Anyone who tries to slim down or become more muscular finds out eventually that there are no instant results. That stronger, leaner body happens so gradually, it can be easy to do too little training or stop working out altogether. Unless your buddies have similar goals and share the slog with you.
In February last year, four UJ students started building an app for people who battle to keep their gym routines going by themselves, but who would enjoy some friendly rivalry with friends to see who gets fitter faster.
They built a complete information system that included a web app and mobile app.
All four work out regularly. Ryan Nair, Stefan Cronje, Ryno Strydom and Karabo Moroe came up with the concept of a social app, where you can compare your workout stats to those of your friends. While they developed the software for it, they used the app to keep track of their own fitness improvements.
By November last year they’d made through to the 13 teams shortlisted by UJ. Then Microsoft selected them and four other UJ teams to compete in the finals of the South African leg of the global Microsoft Imagine Cup
. All South African universities compete in the cup, with 12 teams selected for the finals.

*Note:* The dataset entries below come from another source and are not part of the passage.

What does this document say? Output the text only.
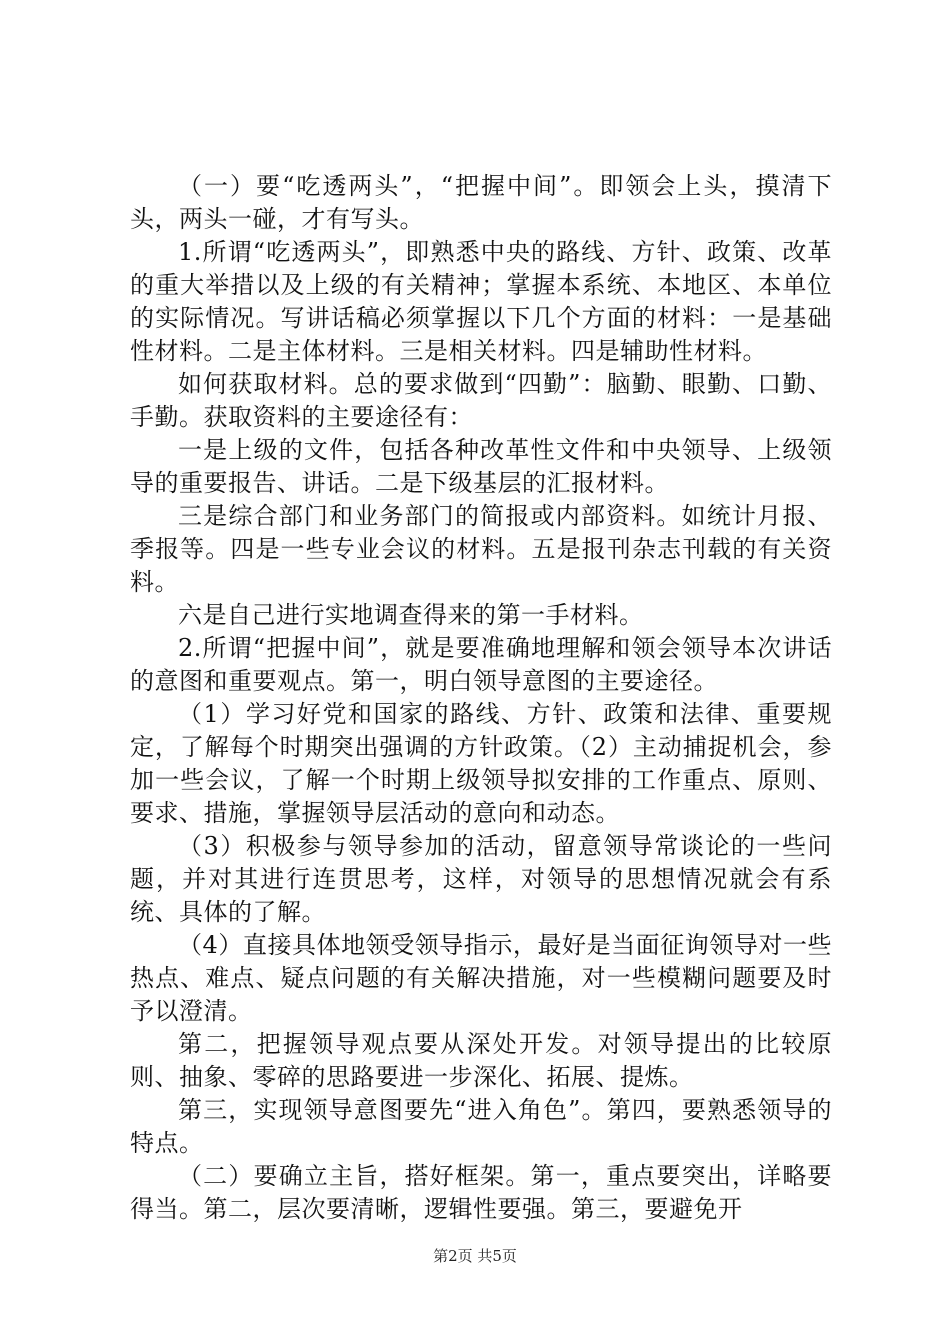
（一）要“吃透两头”，“把握中间”。即领会上头，摸清下头，两头一碰，才有写头。

1.所谓“吃透两头”，即熟悉中央的路线、方针、政策、改革的重大举措以及上级的有关精神；掌握本系统、本地区、本单位的实际情况。写讲话稿必须掌握以下几个方面的材料：一是基础性材料。二是主体材料。三是相关材料。四是辅助性材料。

如何获取材料。总的要求做到“四勤”：脑勤、眼勤、口勤、手勤。获取资料的主要途径有：

一是上级的文件，包括各种改革性文件和中央领导、上级领导的重要报告、讲话。二是下级基层的汇报材料。

三是综合部门和业务部门的简报或内部资料。如统计月报、季报等。四是一些专业会议的材料。五是报刊杂志刊载的有关资料。

六是自己进行实地调查得来的第一手材料。

2.所谓“把握中间”，就是要准确地理解和领会领导本次讲话的意图和重要观点。第一，明白领导意图的主要途径。

（1）学习好党和国家的路线、方针、政策和法律、重要规定，了解每个时期突出强调的方针政策。（2）主动捕捉机会，参加一些会议，了解一个时期上级领导拟安排的工作重点、原则、要求、措施，掌握领导层活动的意向和动态。

（3）积极参与领导参加的活动，留意领导常谈论的一些问题，并对其进行连贯思考，这样，对领导的思想情况就会有系统、具体的了解。

（4）直接具体地领受领导指示，最好是当面征询领导对一些热点、难点、疑点问题的有关解决措施，对一些模糊问题要及时予以澄清。

第二，把握领导观点要从深处开发。对领导提出的比较原则、抽象、零碎的思路要进一步深化、拓展、提炼。

第三，实现领导意图要先“进入角色”。第四，要熟悉领导的特点。

（二）要确立主旨，搭好框架。第一，重点要突出，详略要得当。第二，层次要清晰，逻辑性要强。第三，要避免开

第2页 共5页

“On Monday 30 March they had a grueling day of presenting their app to the panel of judges,” says Mr Frans Blauw, who coordinated the UJ teams for the Cup.
“The judges came from the software engineering industry. Microsoft, the CSIR and the International Labour Organisation were represented this year.
“Team Dynamic Overload received the prestigious Innovation award for their interactive and immersive physical development system (HexaFit), which flexes the boundaries of personal fitness via gamification,” says Blauw.
Dynamic Overload will now continue to the regional online leg of the main Imagine Cup competition. They will represent the UJ and South Africa among other winners from Africa and the Middle East in May 2015.